С усилием, которое стоит мне боли во всем теле, я переворачиваюсь на спину.
Надо мной, будто темное небо с позолотой, нависают декорации потолка.
Я глубоко дышу.
От этого у меня болят легкие.
Мое тело слабое и больное. Я пытаюсь приподняться, опираясь на локти. Мне удается сесть, а потом и встать. У меня кружится голова.
Куда все подевались?
Я взволнованно смотрю вокруг. От вчерашнего праздника не осталось и следа. Где же блестящие подсвечники? Где длинные столы, ломящиеся от еды?
Я поворачиваюсь, волоча ноги по паркету.
И в этот момент, опустив взгляд, я все понимаю.
Весь пол покрывает пыль. Только мои отпечатки нарушают целостность серого покрывала. И нет отпечатков ни одного из танцоров. Следы, которые виднеются, — это следы шагов усталого человека, ведущие от входа к центру комнаты, где потом заканчиваются.
Это мои следы.
Мои.
Огромный зал погружен в полумрак. Свет идет только из-под двери.
Грандиозная картина на противоположной стене почти не видна — это всего лишь масса контуров. Я приближаюсь к ней, приволакивая правую ногу. Штаны из защитной ткани разорваны на уровне колена и черны от жидкости, которая засохла на них, — возможно, это моя кровь. Я дотрагиваюсь рукой до щеки и обнаруживаю там грубую щетину. Кожа под моими пальцами полна открытых язвочек, гнойничков, ранок с запекшейся кровью.
Хотел бы я посмотреть на себя в зеркало. Но из этого города изгнаны все зеркала.
Я продолжаю двигаться по направлению к картине.
Значит, мне все это приснилось: бал, музыка, Патриарх?
Но если это так, сколько же времени я спал? Может быть, с того момента, как Алессия освободила меня из комнаты той абсурдной церкви на колесах? Или, еще лучше, с того, когда мне показалось, что все, что произошло…
Постепенно усталость и боль наполняют меня, как холодная вода наполняет сосуд.

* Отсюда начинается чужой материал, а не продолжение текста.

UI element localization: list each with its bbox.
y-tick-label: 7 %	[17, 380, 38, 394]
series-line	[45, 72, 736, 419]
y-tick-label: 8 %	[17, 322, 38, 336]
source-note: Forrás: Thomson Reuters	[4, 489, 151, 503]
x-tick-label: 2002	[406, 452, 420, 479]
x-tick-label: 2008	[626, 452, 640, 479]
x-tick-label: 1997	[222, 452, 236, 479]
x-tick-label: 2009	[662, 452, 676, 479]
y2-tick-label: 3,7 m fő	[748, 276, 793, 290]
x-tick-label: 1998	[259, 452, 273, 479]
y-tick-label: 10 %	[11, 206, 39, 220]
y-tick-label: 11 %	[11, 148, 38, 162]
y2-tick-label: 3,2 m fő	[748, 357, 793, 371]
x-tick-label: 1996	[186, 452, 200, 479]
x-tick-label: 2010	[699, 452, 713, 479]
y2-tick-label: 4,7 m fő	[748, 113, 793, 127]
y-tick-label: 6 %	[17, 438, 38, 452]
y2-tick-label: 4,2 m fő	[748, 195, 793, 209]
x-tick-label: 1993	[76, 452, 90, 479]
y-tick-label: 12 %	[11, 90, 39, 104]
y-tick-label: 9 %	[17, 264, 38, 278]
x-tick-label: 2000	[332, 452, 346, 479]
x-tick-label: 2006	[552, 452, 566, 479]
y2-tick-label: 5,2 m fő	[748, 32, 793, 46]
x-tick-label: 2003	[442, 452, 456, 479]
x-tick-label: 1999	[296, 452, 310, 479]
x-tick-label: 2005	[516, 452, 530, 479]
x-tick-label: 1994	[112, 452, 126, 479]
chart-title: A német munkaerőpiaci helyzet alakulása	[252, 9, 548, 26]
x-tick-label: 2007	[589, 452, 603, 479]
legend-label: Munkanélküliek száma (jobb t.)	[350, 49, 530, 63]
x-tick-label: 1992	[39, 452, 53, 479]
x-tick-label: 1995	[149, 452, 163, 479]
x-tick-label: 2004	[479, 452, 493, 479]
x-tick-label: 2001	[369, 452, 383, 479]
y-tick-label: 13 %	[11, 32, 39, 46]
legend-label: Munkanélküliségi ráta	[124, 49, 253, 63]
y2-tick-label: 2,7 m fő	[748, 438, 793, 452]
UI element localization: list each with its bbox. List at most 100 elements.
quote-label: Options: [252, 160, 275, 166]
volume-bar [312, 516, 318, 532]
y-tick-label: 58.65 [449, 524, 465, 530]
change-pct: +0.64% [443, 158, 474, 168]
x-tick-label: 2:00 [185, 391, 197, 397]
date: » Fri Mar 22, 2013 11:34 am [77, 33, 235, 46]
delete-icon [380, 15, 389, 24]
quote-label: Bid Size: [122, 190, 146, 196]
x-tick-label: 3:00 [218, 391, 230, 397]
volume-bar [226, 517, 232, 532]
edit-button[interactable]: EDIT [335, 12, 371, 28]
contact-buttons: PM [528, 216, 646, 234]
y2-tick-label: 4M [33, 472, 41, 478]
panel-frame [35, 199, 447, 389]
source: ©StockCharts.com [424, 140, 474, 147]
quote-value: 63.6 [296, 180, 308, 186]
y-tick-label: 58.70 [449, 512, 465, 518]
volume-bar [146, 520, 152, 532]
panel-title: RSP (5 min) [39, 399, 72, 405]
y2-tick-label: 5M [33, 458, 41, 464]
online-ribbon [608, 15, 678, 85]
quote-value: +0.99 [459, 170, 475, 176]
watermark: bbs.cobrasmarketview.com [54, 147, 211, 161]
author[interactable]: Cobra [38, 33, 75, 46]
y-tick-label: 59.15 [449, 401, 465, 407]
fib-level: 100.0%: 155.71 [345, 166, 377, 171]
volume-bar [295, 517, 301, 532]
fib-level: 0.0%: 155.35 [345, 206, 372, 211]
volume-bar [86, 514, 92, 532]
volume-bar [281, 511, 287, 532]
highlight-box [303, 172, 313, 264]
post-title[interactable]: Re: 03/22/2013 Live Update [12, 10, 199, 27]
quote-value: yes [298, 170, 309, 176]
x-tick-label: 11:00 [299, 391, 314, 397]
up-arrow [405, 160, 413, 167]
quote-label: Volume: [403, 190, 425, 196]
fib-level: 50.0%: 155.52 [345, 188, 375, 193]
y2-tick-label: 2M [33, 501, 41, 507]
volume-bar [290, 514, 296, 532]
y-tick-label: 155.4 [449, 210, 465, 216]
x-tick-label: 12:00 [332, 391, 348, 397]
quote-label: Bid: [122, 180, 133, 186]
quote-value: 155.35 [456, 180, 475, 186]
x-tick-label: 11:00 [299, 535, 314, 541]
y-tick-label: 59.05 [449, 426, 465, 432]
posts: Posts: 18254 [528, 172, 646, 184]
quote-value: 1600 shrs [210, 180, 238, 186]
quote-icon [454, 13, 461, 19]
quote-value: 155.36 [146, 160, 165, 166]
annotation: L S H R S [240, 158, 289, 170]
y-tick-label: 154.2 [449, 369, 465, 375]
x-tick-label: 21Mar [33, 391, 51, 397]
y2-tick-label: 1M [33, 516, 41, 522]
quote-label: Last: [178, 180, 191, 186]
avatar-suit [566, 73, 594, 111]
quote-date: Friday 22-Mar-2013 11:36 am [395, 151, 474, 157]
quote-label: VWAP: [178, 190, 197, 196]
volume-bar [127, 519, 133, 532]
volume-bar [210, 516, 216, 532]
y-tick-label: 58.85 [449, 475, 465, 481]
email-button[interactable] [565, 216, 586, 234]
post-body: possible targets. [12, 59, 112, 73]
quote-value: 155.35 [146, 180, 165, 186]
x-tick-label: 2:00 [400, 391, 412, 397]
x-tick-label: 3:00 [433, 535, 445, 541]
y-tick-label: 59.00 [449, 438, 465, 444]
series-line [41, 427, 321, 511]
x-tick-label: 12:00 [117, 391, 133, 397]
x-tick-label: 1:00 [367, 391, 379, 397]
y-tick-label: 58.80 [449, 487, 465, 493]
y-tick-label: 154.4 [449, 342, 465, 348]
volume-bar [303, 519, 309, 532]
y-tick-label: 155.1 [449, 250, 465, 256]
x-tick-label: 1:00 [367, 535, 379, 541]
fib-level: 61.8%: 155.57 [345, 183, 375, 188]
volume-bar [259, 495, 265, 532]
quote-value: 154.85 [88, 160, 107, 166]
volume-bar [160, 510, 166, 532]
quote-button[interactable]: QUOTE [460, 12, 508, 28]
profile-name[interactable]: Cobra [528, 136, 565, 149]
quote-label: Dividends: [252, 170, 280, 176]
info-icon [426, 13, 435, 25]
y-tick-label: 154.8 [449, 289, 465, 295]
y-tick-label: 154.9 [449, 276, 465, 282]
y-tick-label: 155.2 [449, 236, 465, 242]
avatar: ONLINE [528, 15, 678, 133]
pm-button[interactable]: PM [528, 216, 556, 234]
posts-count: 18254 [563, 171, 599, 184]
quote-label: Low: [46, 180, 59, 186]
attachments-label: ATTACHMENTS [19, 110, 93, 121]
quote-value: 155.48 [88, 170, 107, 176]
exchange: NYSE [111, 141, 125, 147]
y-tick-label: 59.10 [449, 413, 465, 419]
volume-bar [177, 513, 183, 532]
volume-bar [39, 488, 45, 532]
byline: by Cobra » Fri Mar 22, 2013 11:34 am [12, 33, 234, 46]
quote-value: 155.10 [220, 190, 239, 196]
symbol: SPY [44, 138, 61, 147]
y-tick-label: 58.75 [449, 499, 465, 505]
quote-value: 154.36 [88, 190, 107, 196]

Утлый сосуд, покрытый трещинами.
Мне не нужно зеркало для того, чтобы понять, что я умираю.
Я спускаюсь по парадной лестнице, которая ведет к внутреннему дворику дворца.
«
Двор Дворца дожей превратился в руины. Клубки колючей проволоки, красные от ржавчины, полуразвалившиеся мешки с песком…
И кости, которые белее снега.
Вчера ночью мне показалось, что в городе нет снега. Это не так. Это был всего лишь сон, обман. Свежий снег доходит до уровня колен, и под ним слой льда не меньше метра толщиной.